6) That I really need to be better about communicating with friends. I hate phones and always will, so I will never voluntarily call people to chat, and “friends” really need to understand that and get over it. That being said, to the few friends I have who DO understand this: I know I need to be better at writing!

Wednesday, December 16, 2009

A Study of Delicate Arch, Arches National Park

In how many different ways can you see one arch? Are there angles that haven't yet been seen? Are there mew ways to see the same angles? Does the value of a vision diminish simply because hundreds of other people have seen the same thing from the same point of view? Or perhaps a point of view is more than just a physical place in a physical moment, but a whole way of thinking...

Friday, December 11, 2009

A Study of Arches

Different arches in different poses and different lighting... there's only so many ways you can photograph something large and, in the scheme of the human lifetime, largely stationary. Though, someone back in the 90s DID get a sweet photo of a chunk of Landscape Arch (the largest arch, span-wise, in the world) falling, as some of you may remember. People have turned to PhotoShop to try to invent new ways of seeing Delicate Arch, but HDR is totally cheating.

Partition Arch, Arches National Park

Corona Arch, BLM land

Bowtie Arch, BLM land

Hiding the sun behind Corona Arch

Delicate Arch in Arches National Park, with a person in it on the far left... jerks wouldn't get out of my picture!

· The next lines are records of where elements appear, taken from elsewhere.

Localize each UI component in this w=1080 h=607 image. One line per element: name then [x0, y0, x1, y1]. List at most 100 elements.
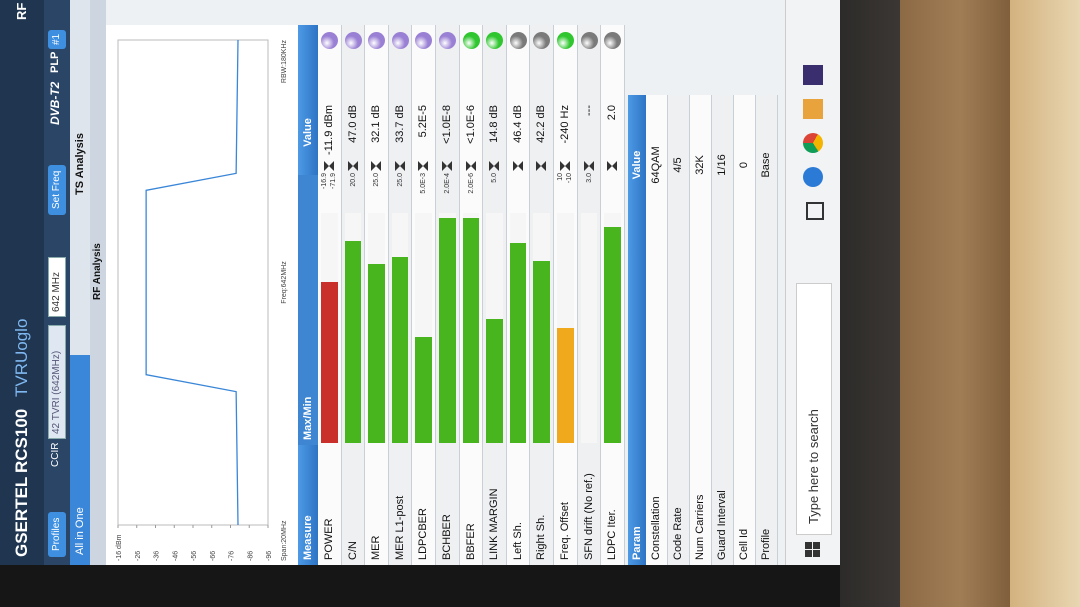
monitor-bezel — [0, 565, 840, 607]
bowtie-shape — [465, 161, 476, 171]
y-tick-label: -46 — [172, 551, 179, 561]
param-name: Guard Interval — [716, 490, 728, 560]
tab[interactable]: TS Analysis — [74, 133, 86, 195]
limits: -16.9 -71.9 — [320, 173, 338, 205]
measure-value: 46.4 dB — [511, 105, 524, 143]
measure-value: --- — [582, 105, 595, 116]
level-bar — [604, 226, 621, 443]
dvb-logo: DVB-T2 — [48, 81, 62, 125]
measure-value: 5.2E-5 — [417, 105, 430, 138]
level-bar — [415, 337, 432, 443]
limits: 10 -10 — [556, 173, 574, 205]
subtab[interactable]: RF Analysis — [92, 243, 103, 300]
windows-logo[interactable] — [805, 541, 821, 557]
bowtie-shape — [512, 161, 523, 171]
bowtie-icon — [536, 161, 547, 171]
bar-track — [580, 213, 598, 443]
model: RCS100 — [12, 408, 31, 473]
measure-name: MER L1-post — [393, 495, 406, 560]
measure-row: SFN drift (No ref.) 3.0 --- — [577, 25, 602, 565]
measure-row: LDPC Iter. 2.0 — [601, 25, 625, 565]
status-light — [462, 32, 480, 49]
tab[interactable]: All in One — [70, 355, 90, 565]
plp-select[interactable]: #1 — [48, 29, 66, 49]
set-freq-button[interactable]: Set Freq — [48, 164, 66, 215]
limit-label: 20.0 — [349, 173, 357, 187]
status-light — [580, 32, 598, 49]
status-light — [486, 32, 504, 49]
status-light — [368, 32, 386, 49]
status-light — [344, 32, 362, 49]
user: TVRUoglo — [12, 318, 31, 397]
ie-icon[interactable] — [803, 167, 823, 187]
bowtie-shape — [394, 161, 405, 171]
measure-row: Right Sh. 42.2 dB — [530, 25, 554, 565]
measure-row: LDPCBER 5.0E-3 5.2E-5 — [412, 25, 436, 565]
param-name: Code Rate — [672, 507, 684, 560]
bowtie-icon — [607, 161, 618, 171]
profiles-button[interactable]: Profiles — [48, 511, 66, 557]
y-tick-label: -96 — [266, 551, 273, 561]
subtab-bar: RF Analysis — [90, 0, 106, 565]
bowtie-shape — [324, 161, 334, 171]
measure-name: SFN drift (No ref.) — [582, 473, 595, 560]
measure-name: BCHBER — [441, 514, 453, 560]
measure-name: LDPCBER — [417, 508, 430, 560]
bowtie-shape — [607, 161, 618, 171]
status-light — [557, 32, 574, 49]
search-box[interactable]: Type here to search — [796, 283, 832, 535]
measure-name: Freq. Offset — [559, 502, 571, 560]
limit-label: -71.9 — [330, 173, 337, 189]
column-header: Max/Min — [302, 396, 314, 440]
limits: 20.0 — [349, 173, 358, 205]
bowtie-icon — [489, 161, 500, 171]
task-view-icon[interactable] — [806, 202, 824, 220]
status-light — [604, 32, 622, 49]
app-icon[interactable] — [803, 65, 823, 85]
measure-row: C/N 20.0 47.0 dB — [341, 25, 366, 565]
limit-label: -16.9 — [321, 173, 328, 189]
y-tick-label: -26 — [135, 551, 142, 561]
span-label: Span:20MHz — [281, 520, 288, 561]
column-header: Value — [302, 118, 314, 147]
measure-row: BCHBER 2.0E-4 <1.0E-8 — [436, 25, 460, 565]
param-row: Num Carriers 32K — [690, 95, 712, 565]
measure-header: Measure Max/Min Value — [298, 25, 318, 565]
bowtie-icon — [512, 161, 523, 171]
limit-label: 25.0 — [396, 173, 404, 187]
param-value: 64QAM — [650, 146, 662, 184]
measure-value: 47.0 dB — [346, 105, 359, 143]
param-name: Num Carriers — [694, 494, 706, 560]
spectrum: -16 dBm -26 -36 -46 -56 -66 -76 -86 -96 Span:20MH… — [106, 25, 298, 565]
param-value: 32K — [694, 155, 706, 175]
measure-name: C/N — [346, 541, 359, 560]
bowtie-icon — [418, 161, 429, 171]
param-value: 0 — [738, 161, 750, 169]
param-name: Cell Id — [738, 528, 750, 560]
frequency-input[interactable]: 642 MHz — [48, 257, 66, 317]
param-value: 4/5 — [672, 157, 684, 173]
bowtie-shape — [583, 161, 594, 171]
chrome-icon[interactable] — [803, 133, 823, 153]
level-bar — [391, 256, 409, 443]
param-value: Base — [760, 152, 772, 178]
column-header: Measure — [302, 515, 314, 560]
param-row: Code Rate 4/5 — [668, 95, 690, 565]
bowtie-shape — [371, 161, 382, 171]
measure-row: BBFER 2.0E-6 <1.0E-6 — [459, 25, 484, 565]
tab-bar: All in One TS Analysis — [70, 0, 90, 565]
taskbar: Type here to search — [785, 0, 840, 565]
measure-name: MER — [370, 535, 383, 560]
channel-select[interactable]: 42 TVRI (642MHz) — [48, 325, 66, 439]
y-tick-label: -36 — [154, 551, 161, 561]
title-bar: GSERTEL RCS100 TVRUoglo RF — [0, 0, 44, 565]
measure-row: Left Sh. 46.4 dB — [506, 25, 531, 565]
param-name: Profile — [760, 528, 772, 560]
limits: 5.0E-3 — [419, 173, 428, 205]
measure-name: BBFER — [464, 523, 477, 560]
folder-icon[interactable] — [803, 99, 823, 119]
bowtie-icon — [583, 161, 594, 171]
measure-row: Freq. Offset 10 -10 -240 Hz — [554, 25, 578, 565]
limits: 2.0E-4 — [443, 173, 452, 205]
bowtie-icon — [347, 161, 358, 171]
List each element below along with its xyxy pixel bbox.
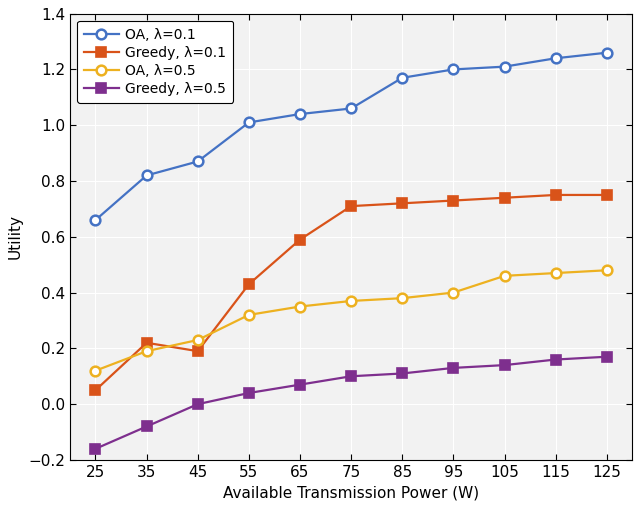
OA, λ=0.5 (245, 312, 253, 318)
Greedy, λ=0.5 (143, 424, 150, 430)
Line: Greedy, λ=0.5: Greedy, λ=0.5 (91, 352, 612, 454)
Greedy, λ=0.1 (399, 200, 406, 206)
OA, λ=0.5 (143, 348, 150, 354)
OA, λ=0.1 (603, 50, 611, 56)
OA, λ=0.5 (348, 298, 355, 304)
OA, λ=0.5 (603, 267, 611, 273)
OA, λ=0.5 (399, 295, 406, 301)
OA, λ=0.5 (552, 270, 559, 276)
OA, λ=0.1 (143, 172, 150, 178)
Greedy, λ=0.1 (245, 281, 253, 287)
Legend: OA, λ=0.1, Greedy, λ=0.1, OA, λ=0.5, Greedy, λ=0.5: OA, λ=0.1, Greedy, λ=0.1, OA, λ=0.5, Gre… (77, 21, 234, 103)
OA, λ=0.1 (92, 217, 99, 223)
OA, λ=0.1 (245, 119, 253, 125)
Line: OA, λ=0.5: OA, λ=0.5 (91, 265, 612, 375)
Greedy, λ=0.5 (449, 365, 457, 371)
OA, λ=0.1 (449, 67, 457, 73)
OA, λ=0.5 (500, 273, 508, 279)
Line: Greedy, λ=0.1: Greedy, λ=0.1 (91, 190, 612, 395)
OA, λ=0.1 (296, 111, 304, 117)
Greedy, λ=0.5 (296, 382, 304, 388)
Greedy, λ=0.1 (296, 237, 304, 243)
Line: OA, λ=0.1: OA, λ=0.1 (91, 48, 612, 225)
Y-axis label: Utility: Utility (8, 214, 22, 259)
Greedy, λ=0.1 (194, 348, 202, 354)
Greedy, λ=0.5 (92, 446, 99, 452)
OA, λ=0.1 (194, 158, 202, 165)
OA, λ=0.1 (399, 75, 406, 81)
OA, λ=0.1 (348, 106, 355, 112)
Greedy, λ=0.5 (500, 362, 508, 368)
OA, λ=0.5 (296, 303, 304, 309)
OA, λ=0.5 (92, 368, 99, 374)
Greedy, λ=0.1 (449, 198, 457, 204)
OA, λ=0.1 (552, 55, 559, 61)
Greedy, λ=0.1 (552, 192, 559, 198)
OA, λ=0.5 (194, 337, 202, 343)
Greedy, λ=0.1 (500, 195, 508, 201)
Greedy, λ=0.1 (92, 387, 99, 393)
Greedy, λ=0.1 (603, 192, 611, 198)
Greedy, λ=0.5 (245, 390, 253, 396)
OA, λ=0.1 (500, 64, 508, 70)
Greedy, λ=0.5 (399, 370, 406, 376)
Greedy, λ=0.1 (143, 340, 150, 346)
X-axis label: Available Transmission Power (W): Available Transmission Power (W) (223, 485, 479, 500)
Greedy, λ=0.5 (348, 373, 355, 379)
Greedy, λ=0.5 (552, 357, 559, 363)
Greedy, λ=0.5 (603, 354, 611, 360)
Greedy, λ=0.1 (348, 203, 355, 209)
Greedy, λ=0.5 (194, 401, 202, 407)
OA, λ=0.5 (449, 290, 457, 296)
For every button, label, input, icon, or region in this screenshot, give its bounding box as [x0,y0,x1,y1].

Double-O Arch, Arches National Park

Landscape Arch, and the empty, broken place where that chunk was before the 1990s, Arches National Park

Landscape Arch, black and white; you used to be able to walk underneath it until that chunk fell off. Jonmikel has some photo slides that prove it!

Monday, December 7, 2009

Winter Chill

It's so cold you can hear it.

When it snows, the world becomes silent. The sounds of the city are dampened, cars far away, even the TV seems strangely muted when faced with the prospect of being snowed in.

But today, it's too cold for silence. The temperature is nearing zero, and the windchill is close to 20 degrees colder. It's not the wind I hear, though the intermittent laments of the Arctic front does numb the hearing. But the world sounds heavy, the echos of the snowfall, the echos of the pure cold, resound in my head. A deafening nothing, a hum inside a kettle drum, rattling around and screaming and throwing a winter fit in the heart of Wyoming. White noise like the white plains and white mountains.

I was not the only one affected. These horses, too, heard the resounding din, and began to kick up their feet in a celebration of frolic-worthy cold and play in the dripping powder.

Saturday, December 5, 2009

Dino DNA

I don't believe in creationism because, aside from all the completely logical reasons not to, it's way cooler to touch something that was alive 65 million years ago than a lame, probably fake, 6000-year-old bone from a dinosaur that was tamed by Sarah Palin and her drippingly feminine wiles. Damaged goods, man.


Ahhhhhhhh, alive dinosaurs!!!

JM touching a thigh bone!

Dinosaurs are coming!!!

Arguably, NOT a dinosaur... :-)

And also, dinosaurs are real. They just call them sandhill cranes, now. They look and sound EXACTLY like pterodactyls (I know this because I watch a lot of Jurassic Park), and while visiting Dinosaur National Monument, we saw 150+ of them amassing in a stretch of pasture along a river. I've never seen more than 3 in one place EVER, and here they are, organizing for a massive air-strike against the inferior humans! But at least I can be prepared now. Whew.